> technically Rust is still safer than C in its unsafe blocks

This is quite dubious in a practical sense, since Rust unsafe blocks must manually uphold the safety invariants that idiomatic Safe Rust relies on at all times, which includes, e.g. references pointing to valid and properly aligned data, as well as requirements on mutable references comparable to what the `restrict` qualifier (which is rarely used) involves in C. In practice, this is hard to do consistently, and may trigger unexpected UB.

Some of these safety invariants can be relaxed in simple ways (e.g. &Cell<T> being aliasable where &mut T isn't) but this isn't always idiomatic or free of boilerplate in Safe Rust.
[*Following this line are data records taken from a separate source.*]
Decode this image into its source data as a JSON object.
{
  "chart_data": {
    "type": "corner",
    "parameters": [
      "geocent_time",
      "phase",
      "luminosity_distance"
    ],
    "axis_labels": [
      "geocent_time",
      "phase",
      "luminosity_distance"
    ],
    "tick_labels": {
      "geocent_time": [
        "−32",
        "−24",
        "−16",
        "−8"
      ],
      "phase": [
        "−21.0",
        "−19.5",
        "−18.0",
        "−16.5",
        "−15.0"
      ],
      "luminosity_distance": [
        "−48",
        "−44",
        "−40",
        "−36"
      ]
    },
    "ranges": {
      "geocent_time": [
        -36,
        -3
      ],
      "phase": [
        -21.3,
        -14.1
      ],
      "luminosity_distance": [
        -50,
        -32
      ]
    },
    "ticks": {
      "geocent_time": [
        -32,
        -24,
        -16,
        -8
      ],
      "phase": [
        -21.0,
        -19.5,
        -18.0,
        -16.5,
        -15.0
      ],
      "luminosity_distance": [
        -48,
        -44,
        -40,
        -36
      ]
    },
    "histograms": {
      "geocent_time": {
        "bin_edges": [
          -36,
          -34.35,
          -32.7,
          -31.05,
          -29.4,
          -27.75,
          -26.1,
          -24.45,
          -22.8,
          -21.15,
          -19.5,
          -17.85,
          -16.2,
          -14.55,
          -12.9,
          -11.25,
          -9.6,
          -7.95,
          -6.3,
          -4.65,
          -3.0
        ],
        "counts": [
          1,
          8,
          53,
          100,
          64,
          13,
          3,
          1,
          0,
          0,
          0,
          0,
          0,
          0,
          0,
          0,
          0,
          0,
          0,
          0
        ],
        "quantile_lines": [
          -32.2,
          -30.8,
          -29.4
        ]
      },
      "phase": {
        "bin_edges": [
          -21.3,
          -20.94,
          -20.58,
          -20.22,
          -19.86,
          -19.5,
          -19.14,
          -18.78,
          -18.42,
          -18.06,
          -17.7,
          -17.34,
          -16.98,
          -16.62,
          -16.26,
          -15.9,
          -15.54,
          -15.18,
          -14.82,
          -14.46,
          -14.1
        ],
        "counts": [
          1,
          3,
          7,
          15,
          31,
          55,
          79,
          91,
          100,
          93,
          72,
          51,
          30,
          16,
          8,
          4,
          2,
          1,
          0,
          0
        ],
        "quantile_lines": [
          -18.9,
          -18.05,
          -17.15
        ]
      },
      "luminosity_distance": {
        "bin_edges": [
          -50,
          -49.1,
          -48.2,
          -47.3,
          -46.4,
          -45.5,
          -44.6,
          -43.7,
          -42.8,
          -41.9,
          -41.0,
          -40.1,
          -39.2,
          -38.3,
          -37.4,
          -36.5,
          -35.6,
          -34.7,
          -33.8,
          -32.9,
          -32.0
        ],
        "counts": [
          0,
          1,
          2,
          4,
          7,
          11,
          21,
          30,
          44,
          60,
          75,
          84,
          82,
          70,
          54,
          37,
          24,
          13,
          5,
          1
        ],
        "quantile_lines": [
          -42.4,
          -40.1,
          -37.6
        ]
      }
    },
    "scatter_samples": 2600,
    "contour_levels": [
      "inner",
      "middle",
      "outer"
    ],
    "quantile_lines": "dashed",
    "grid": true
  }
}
It's great that the Google Android team has been tracking data to answer that question for years now and their conclusion is:

-------

The primary security concern regarding Rust generally centers on the approximately 4% of code written within unsafe{} blocks. This subset of Rust has fueled significant speculation, misconceptions, and even theories that unsafe Rust might be more buggy than C. Empirical evidence shows this to be quite wrong.
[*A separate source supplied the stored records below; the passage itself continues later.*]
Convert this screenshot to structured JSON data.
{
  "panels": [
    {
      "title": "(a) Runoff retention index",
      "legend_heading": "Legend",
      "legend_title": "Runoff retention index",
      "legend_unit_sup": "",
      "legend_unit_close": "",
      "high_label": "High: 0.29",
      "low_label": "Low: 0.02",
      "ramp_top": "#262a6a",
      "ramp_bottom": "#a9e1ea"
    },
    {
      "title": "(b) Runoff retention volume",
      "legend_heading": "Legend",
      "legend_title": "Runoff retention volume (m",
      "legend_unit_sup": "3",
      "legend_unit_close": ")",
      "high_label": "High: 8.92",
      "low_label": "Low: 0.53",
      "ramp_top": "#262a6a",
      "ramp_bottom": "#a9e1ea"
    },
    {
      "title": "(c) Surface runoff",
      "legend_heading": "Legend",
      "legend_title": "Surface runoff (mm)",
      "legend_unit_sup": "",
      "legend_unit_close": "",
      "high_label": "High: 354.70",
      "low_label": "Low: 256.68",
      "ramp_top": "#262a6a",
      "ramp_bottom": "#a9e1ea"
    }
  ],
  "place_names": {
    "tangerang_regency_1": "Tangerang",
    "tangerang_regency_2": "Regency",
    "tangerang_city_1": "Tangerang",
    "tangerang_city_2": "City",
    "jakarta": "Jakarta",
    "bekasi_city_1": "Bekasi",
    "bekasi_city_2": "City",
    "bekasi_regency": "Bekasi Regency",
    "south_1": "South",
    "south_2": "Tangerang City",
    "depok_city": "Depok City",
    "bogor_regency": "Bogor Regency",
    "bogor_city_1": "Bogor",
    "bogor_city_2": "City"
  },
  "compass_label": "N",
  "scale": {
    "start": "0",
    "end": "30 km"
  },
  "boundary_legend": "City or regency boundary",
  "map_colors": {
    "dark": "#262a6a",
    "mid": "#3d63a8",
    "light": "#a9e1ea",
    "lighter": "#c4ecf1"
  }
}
Our data indicates that even a more conservative assumption, that a line of unsafe Rust is as likely to have a bug as a line of C or C++, significantly overestimates the risk of unsafe Rust. We don’t know for sure why this is the case, but there are likely several contributing factors:

    unsafe{} doesn't actually disable all or even most of Rust’s safety checks (a common misconception).
    The practice of encapsulation enables local reasoning about safety invariants.
    The additional scrutiny that unsafe{} blocks receive.

From https://security.googleblog.com/2025/11/rust-in-android-move...